Verifier 1

[SkymanOne]

Summary

• We use z3 as a SMT solver
• Translate expression to Z3 AST
• For this iteration, we only support checking constraints in st blocks for satisfiability
• It also includes a small draft of the mathematical model behind the checking.

Description

In this iteration of the verifier, we approach checking the logical bounds of different declarations for satisfiability. We first parse the declaration blocks and construct the scopes of Z3 constants so we can refer to them in logical formulas.

We then establish any links between declarations (i.e., an encapsulated model in a state, state transition bound in function, state inheritance bound in states). This later allows us to verify that constraints in linked entities don't contradict each other.

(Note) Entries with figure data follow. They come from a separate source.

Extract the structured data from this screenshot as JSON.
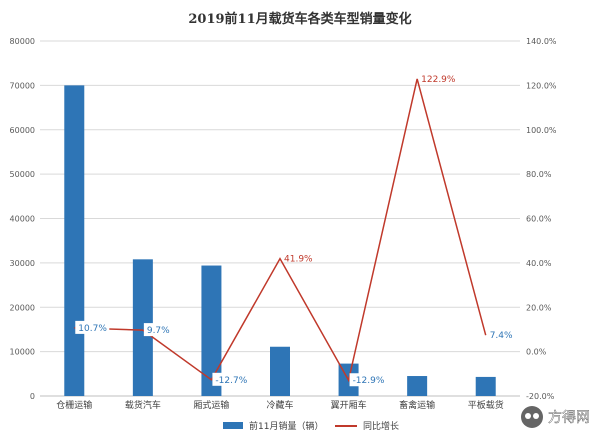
{
  "chart_data": {
    "type": "bar",
    "title": "2019前11月载货车各类车型销量变化",
    "categories": [
      "仓栅运输",
      "载货汽车",
      "厢式运输",
      "冷藏车",
      "翼开厢车",
      "畜禽运输",
      "平板载货"
    ],
    "series": [
      {
        "name": "前11月销量（辆）",
        "type": "bar",
        "axis": "left",
        "color": "#2e75b6",
        "values": [
          70000,
          30800,
          29400,
          11100,
          7300,
          4500,
          4300
        ]
      },
      {
        "name": "同比增长",
        "type": "line",
        "axis": "right",
        "color": "#c0392b",
        "values": [
          10.7,
          9.7,
          -12.7,
          41.9,
          -12.9,
          122.9,
          7.4
        ],
        "labels": [
          "10.7%",
          "9.7%",
          "-12.7%",
          "41.9%",
          "-12.9%",
          "122.9%",
          "7.4%"
        ]
      }
    ],
    "ylim_left": [
      0,
      80000
    ],
    "ylim_right": [
      -20,
      140
    ],
    "yticks_left": [
      "0",
      "10000",
      "20000",
      "30000",
      "40000",
      "50000",
      "60000",
      "70000",
      "80000"
    ],
    "yticks_right": [
      "-20.0%",
      "0.0%",
      "20.0%",
      "40.0%",
      "60.0%",
      "80.0%",
      "100.0%",
      "120.0%",
      "140.0%"
    ],
    "grid": true,
    "legend_position": "bottom"
  },
  "watermark": {
    "text": "方得网"
  }
}
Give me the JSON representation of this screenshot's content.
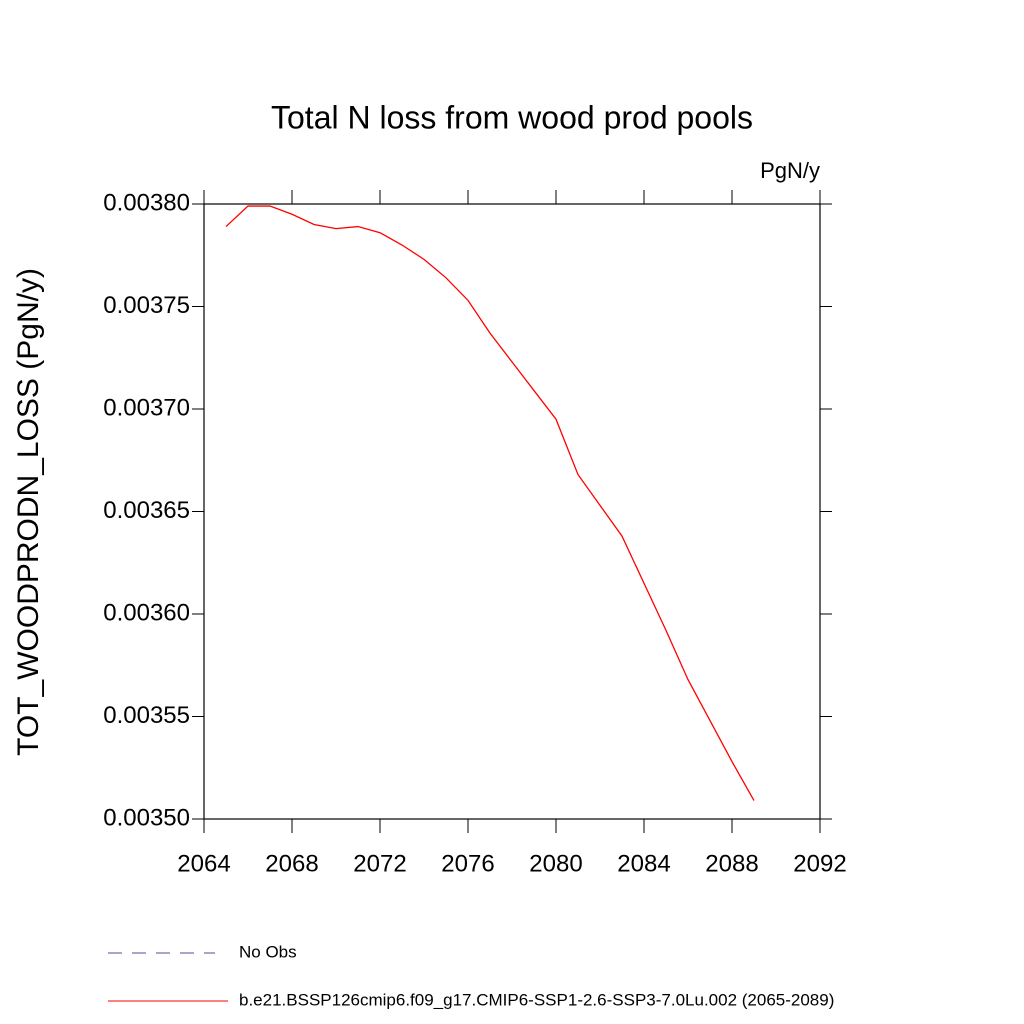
{
  "chart_data": {
    "type": "line",
    "title": "Total N loss from wood prod pools",
    "units": "PgN/y",
    "y_label": "TOT_WOODPRODN_LOSS  (PgN/y)",
    "x": [
      2065,
      2066,
      2067,
      2068,
      2069,
      2070,
      2071,
      2072,
      2073,
      2074,
      2075,
      2076,
      2077,
      2078,
      2079,
      2080,
      2081,
      2082,
      2083,
      2084,
      2085,
      2086,
      2087,
      2088,
      2089
    ],
    "series": [
      {
        "name": "No Obs",
        "color": "#5a4a9c",
        "dash": true,
        "values": [
          null,
          null,
          null,
          null,
          null,
          null,
          null,
          null,
          null,
          null,
          null,
          null,
          null,
          null,
          null,
          null,
          null,
          null,
          null,
          null,
          null,
          null,
          null,
          null,
          null
        ]
      },
      {
        "name": "b.e21.BSSP126cmip6.f09_g17.CMIP6-SSP1-2.6-SSP3-7.0Lu.002 (2065-2089)",
        "color": "#ff0000",
        "dash": false,
        "values": [
          0.003789,
          0.003799,
          0.003799,
          0.003795,
          0.00379,
          0.003788,
          0.003789,
          0.003786,
          0.00378,
          0.003773,
          0.003764,
          0.003753,
          0.003737,
          0.003723,
          0.003709,
          0.003695,
          0.003668,
          0.003653,
          0.003638,
          0.003615,
          0.003592,
          0.003568,
          0.003548,
          0.003528,
          0.003509
        ]
      }
    ],
    "xlim": [
      2064,
      2092
    ],
    "xticks": [
      2064,
      2068,
      2072,
      2076,
      2080,
      2084,
      2088,
      2092
    ],
    "ylim": [
      0.0035,
      0.0038
    ],
    "yticks": [
      {
        "value": 0.0035,
        "label": "0.00350"
      },
      0.00355,
      {
        "value": 0.0036,
        "label": "0.00360"
      },
      0.00365,
      {
        "value": 0.0037,
        "label": "0.00370"
      },
      0.00375,
      {
        "value": 0.0038,
        "label": "0.00380"
      }
    ],
    "grid": false
  }
}
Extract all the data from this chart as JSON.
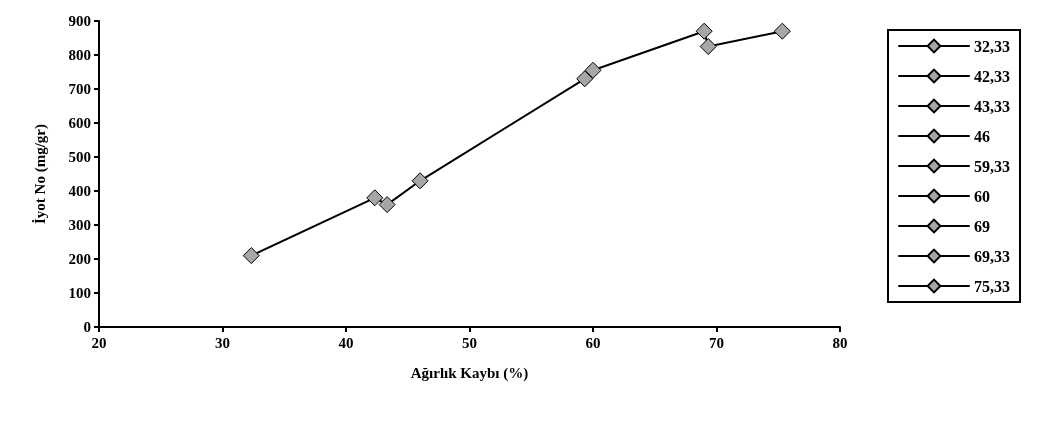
{
  "chart_data": {
    "type": "line",
    "xlabel": "Ağırlık Kaybı (%)",
    "ylabel": "İyot No (mg/gr)",
    "xlim": [
      20,
      80
    ],
    "xticks": [
      20,
      30,
      40,
      50,
      60,
      70,
      80
    ],
    "ylim": [
      0,
      900
    ],
    "yticks": [
      0,
      100,
      200,
      300,
      400,
      500,
      600,
      700,
      800,
      900
    ],
    "grid": false,
    "legend": "right",
    "marker": "diamond",
    "line_style": "solid",
    "series": [
      {
        "color": "#000000",
        "marker": "none",
        "x": [
          32.33,
          42.33,
          43.33,
          46,
          59.33,
          60,
          69,
          69.33,
          75.33
        ],
        "values": [
          210,
          380,
          360,
          430,
          730,
          755,
          870,
          825,
          870
        ]
      },
      {
        "name": "32,33",
        "color": "#a6a6a6",
        "x": [
          32.33
        ],
        "values": [
          210
        ]
      },
      {
        "name": "42,33",
        "color": "#a6a6a6",
        "x": [
          42.33
        ],
        "values": [
          380
        ]
      },
      {
        "name": "43,33",
        "color": "#a6a6a6",
        "x": [
          43.33
        ],
        "values": [
          360
        ]
      },
      {
        "name": "46",
        "color": "#a6a6a6",
        "x": [
          46
        ],
        "values": [
          430
        ]
      },
      {
        "name": "59,33",
        "color": "#a6a6a6",
        "x": [
          59.33
        ],
        "values": [
          730
        ]
      },
      {
        "name": "60",
        "color": "#a6a6a6",
        "x": [
          60
        ],
        "values": [
          755
        ]
      },
      {
        "name": "69",
        "color": "#a6a6a6",
        "x": [
          69
        ],
        "values": [
          870
        ]
      },
      {
        "name": "69,33",
        "color": "#a6a6a6",
        "x": [
          69.33
        ],
        "values": [
          825
        ]
      },
      {
        "name": "75,33",
        "color": "#a6a6a6",
        "x": [
          75.33
        ],
        "values": [
          870
        ]
      }
    ]
  }
}
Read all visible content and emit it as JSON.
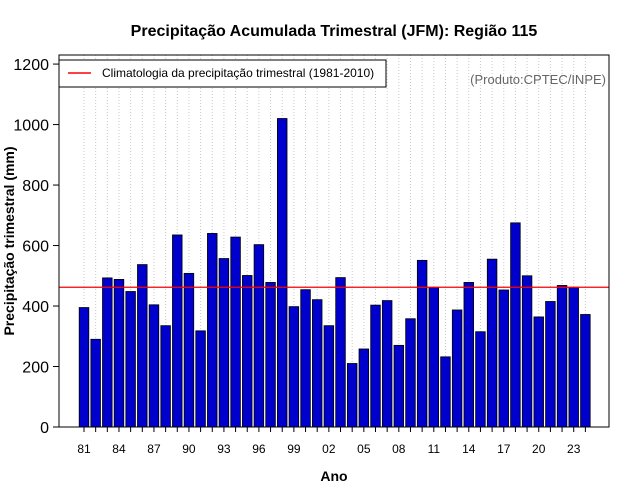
{
  "chart_data": {
    "type": "bar",
    "title": "Precipitação Acumulada Trimestral (JFM): Região 115",
    "xlabel": "Ano",
    "ylabel": "Precipitação trimestral (mm)",
    "credit": "(Produto:CPTEC/INPE)",
    "ylim": [
      0,
      1230
    ],
    "y_ticks": [
      0,
      200,
      400,
      600,
      800,
      1000,
      1200
    ],
    "x_tick_labels": [
      "81",
      "84",
      "87",
      "90",
      "93",
      "96",
      "99",
      "02",
      "05",
      "08",
      "11",
      "14",
      "17",
      "20",
      "23"
    ],
    "categories": [
      "1981",
      "1982",
      "1983",
      "1984",
      "1985",
      "1986",
      "1987",
      "1988",
      "1989",
      "1990",
      "1991",
      "1992",
      "1993",
      "1994",
      "1995",
      "1996",
      "1997",
      "1998",
      "1999",
      "2000",
      "2001",
      "2002",
      "2003",
      "2004",
      "2005",
      "2006",
      "2007",
      "2008",
      "2009",
      "2010",
      "2011",
      "2012",
      "2013",
      "2014",
      "2015",
      "2016",
      "2017",
      "2018",
      "2019",
      "2020",
      "2021",
      "2022",
      "2023",
      "2024"
    ],
    "values": [
      395,
      290,
      493,
      488,
      448,
      537,
      404,
      335,
      635,
      508,
      318,
      640,
      557,
      628,
      501,
      603,
      478,
      1020,
      398,
      454,
      421,
      335,
      494,
      210,
      258,
      403,
      418,
      270,
      358,
      551,
      461,
      232,
      387,
      478,
      315,
      555,
      453,
      675,
      500,
      364,
      415,
      468,
      462,
      372
    ],
    "bar_color": "#0000cc",
    "climatology": {
      "label": "Climatologia da precipitação trimestral (1981-2010)",
      "value": 462,
      "color": "#ff0000"
    },
    "legend_position": "top-left",
    "grid": "vertical dotted"
  }
}
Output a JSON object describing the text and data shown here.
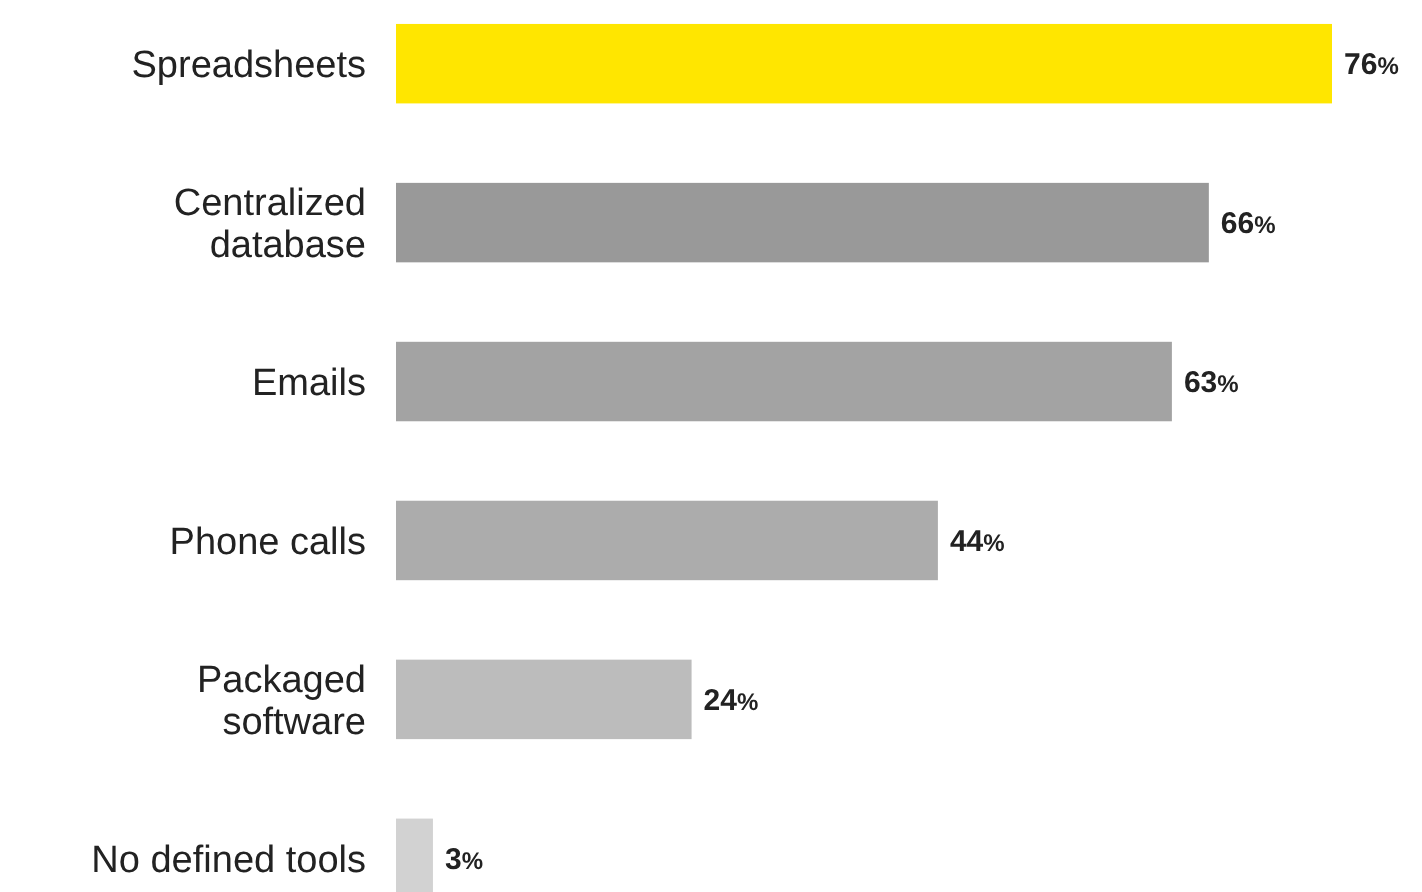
{
  "chart_data": {
    "type": "bar",
    "orientation": "horizontal",
    "categories": [
      "Spreadsheets",
      "Centralized\ndatabase",
      "Emails",
      "Phone calls",
      "Packaged\nsoftware",
      "No defined tools"
    ],
    "values": [
      76,
      66,
      63,
      44,
      24,
      3
    ],
    "colors": [
      "#ffe600",
      "#999999",
      "#a3a3a3",
      "#acacac",
      "#bcbcbc",
      "#d2d2d2"
    ],
    "value_labels": [
      "76%",
      "66%",
      "63%",
      "44%",
      "24%",
      "3%"
    ]
  }
}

The next stage is to parse the expression AST into concrete Z3 AST.
With parsing, we have several limitations and workarounds:

• We disallow function call and structure initialisation for this iteration.
• The variable expression is turned into Z3 constant from the provided scope.
• If we refer to the other state (e.g. s1.field), then we resolve the s1 scope and lookup the Z3 constant for field.
• Enum access is naively transformed to constant with name enum_ident.field_name
• Models, Structs field access is transformed similarly to ident.field_no
• When parsing the whole expression, we bind it with a boolean constant that uniquely tracks the constraint (i.e. k!1 => a > b)

Having parsed the expression, we can now check the constraints of individual blocks for satisfiability. We extract a list of constraints for each declaration block and use the solver to check. If the bounds are unsatisfiable, then we find the unsatisfiable core (the constants that contradict each other) and return their numbers to the caller, which later gets reported by the CLI.

With constraints from linked blocks, we construct an undirected graph of linked nodes and find linked components using the Tarjan scc algorithm. For each block of connected components, we collect constraints and map them to their respective declaration symbols. The verification procedure is the same as above, except we return constraint numbers with their respective symbols in order to find conflicting declarations.